Councillor M Wilkes
At a previous budget meeting, full council approved a motion I put forward to increase our empty homes staffing from 3 to 6. This has started to have a positive impact. The number of empty properties bring brought back into use with the help of officers has increased significantly.
Unfortunately, the manager in charge of that department has left the authority and rather than recruit to that position, the job has been split between other posts.
I recognise the need for service heads to have the autonomy to manage their teams as they see fit. However, this department has been given specific additional resource for a specific purpose by this full council. It does not seem appropriate for that service to then be cut, both in principle and without even telling any of us about it. Any suggestion it will not have an impact would make no sense given just how good this manager was.
The saving by not replacing this position is in the order of £60-£80,000. We still have over 6000 empty properties in the County, a grotesque waste of resources especially when we are planning to build on the greenbelt.
It would seem appropriate for an additional staff member to be recruited to make sure that we achieve our targets and bring more properties back into use. The department would still save money on staffing costs.

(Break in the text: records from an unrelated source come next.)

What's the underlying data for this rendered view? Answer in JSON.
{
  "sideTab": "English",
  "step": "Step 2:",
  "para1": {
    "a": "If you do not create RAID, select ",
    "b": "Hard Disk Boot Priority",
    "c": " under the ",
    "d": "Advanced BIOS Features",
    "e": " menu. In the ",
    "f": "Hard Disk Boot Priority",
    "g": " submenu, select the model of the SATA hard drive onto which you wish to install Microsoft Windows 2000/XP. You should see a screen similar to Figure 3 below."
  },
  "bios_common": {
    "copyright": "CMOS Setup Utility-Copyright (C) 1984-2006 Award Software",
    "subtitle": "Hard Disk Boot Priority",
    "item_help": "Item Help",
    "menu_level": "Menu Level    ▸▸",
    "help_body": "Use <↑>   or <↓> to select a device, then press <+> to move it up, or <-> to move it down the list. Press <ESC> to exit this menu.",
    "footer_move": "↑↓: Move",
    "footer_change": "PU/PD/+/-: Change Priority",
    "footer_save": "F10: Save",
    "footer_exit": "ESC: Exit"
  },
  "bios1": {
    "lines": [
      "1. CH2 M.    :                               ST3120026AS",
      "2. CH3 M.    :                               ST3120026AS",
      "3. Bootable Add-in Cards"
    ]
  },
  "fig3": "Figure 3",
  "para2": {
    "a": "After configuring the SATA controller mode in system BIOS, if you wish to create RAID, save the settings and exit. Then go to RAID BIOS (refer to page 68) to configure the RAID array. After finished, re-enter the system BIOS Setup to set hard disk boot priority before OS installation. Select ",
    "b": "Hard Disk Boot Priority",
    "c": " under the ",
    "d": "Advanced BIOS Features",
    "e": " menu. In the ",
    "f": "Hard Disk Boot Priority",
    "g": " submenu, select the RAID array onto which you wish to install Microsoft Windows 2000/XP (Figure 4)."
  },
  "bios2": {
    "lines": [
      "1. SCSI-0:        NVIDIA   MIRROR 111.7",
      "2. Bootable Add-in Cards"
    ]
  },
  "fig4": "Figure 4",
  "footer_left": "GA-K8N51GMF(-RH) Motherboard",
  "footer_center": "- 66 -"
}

Will the Cabinet member commit to investigate this and seriously consider giving the team back this lost resource; and could we as councillors be notified where management jobs are deleted or senior staff leave the authority so we are not wasting our time calling people who no longer exist and so we can legitimately challenge the loss of posts if we feel it appropriate to?
Councillor K Shaw, Portfolio Holder for Strategic Housing and Assets thanked Councillor Wilkes for his question and the continued support and acknowledgement for the great work that the housing team continued to provide.
In respect of the empty properties, the Council was continuously monitoring the performance of the team and how they worked with colleagues in ensuring their impacts were maximised. This was not just about numbers, but the location and what went alongside this work in terms of investment and impacts in the wider community. Even prior to the previous manager leaving, it was identified that to place the empty property team within the regeneration team with other professionals dealing with property and area improvements may provide better outcomes for communities as a whole.
Councillor Shaw assured Councillor Wilkes that the existing manager had significant experience and Councillor Shaw believed there would be no overall loss in respect of this particular area of work, and was hoping to see more numbers of empty homes brought back into use as a result.
In terms of cuts to the service, staffing numbers had increased and continued to increase due to the excellent work and reputation of this service area accessing external funding to increase frontline services. Work and financial investment in respect of homelessness, selective licencing, the local lettings agency and housing support had all seen increases in staff numbers over the past three years.
The Head of Service alongside his management team continued to make efficiencies across the service team which did not impact on and can sometimes improved the operation and outcomes of frontline services. Councillor Shaw had been fully informed of the decisions and why they had been taken and fully supported the team in this area. Councillor Shaw was also assured that they would continue to monitor the outcomes of the team and keep members engaged in the process going forward.
In terms of keeping members informed of staff changes Councillor Shaw did not intend to introduce what undoubtedly would be an administrative burden on already busy staff. Councillor Shaw was interested in how senior management were using the resources allocated to them in the budget process to deliver positive outcomes for our communities. Councillor Shaw was tempted to ask why Councillor Wilkes did not seek the same arrangements at the height of the coalition government’s austerity programme that had led to nearly 3,000 jobs being lost at the Council.
Councillor R Ormerod
It appears that the Millburngate development is causing major cracks to the road on Framwellgate Peth. Furthermore, there are cracks in the brickwork of the retaining walls and steps to the Highgate development. Given Durham County Council’s interest in this development and the seriousness of the situation, can the relevant cabinet members please confirm how long the council has been aware of the problem with the road surface, when they were going to tell the public and what they now intend to do to ensure that neither the road nor the nearby buildings suffer further potentially irreversible damage which could result in road closures and risk of serious damage to residential properties.
Councillor Stephens, Portfolio Holder for Neighbourhoods and Local Partnerships thanked Councillor Ormerod for the question.
The Council was aware of signs of movement in the carriageway and footpath on Framwellgate Peth together with reports of issues with adjacent private properties.
The Council was undertaking investigations to determine the cause of the movement and were in discussions with and were due to meet the developer to review the situation. The Council would, of course, assess whether the adjacent development works had contributed to this and action accordingly.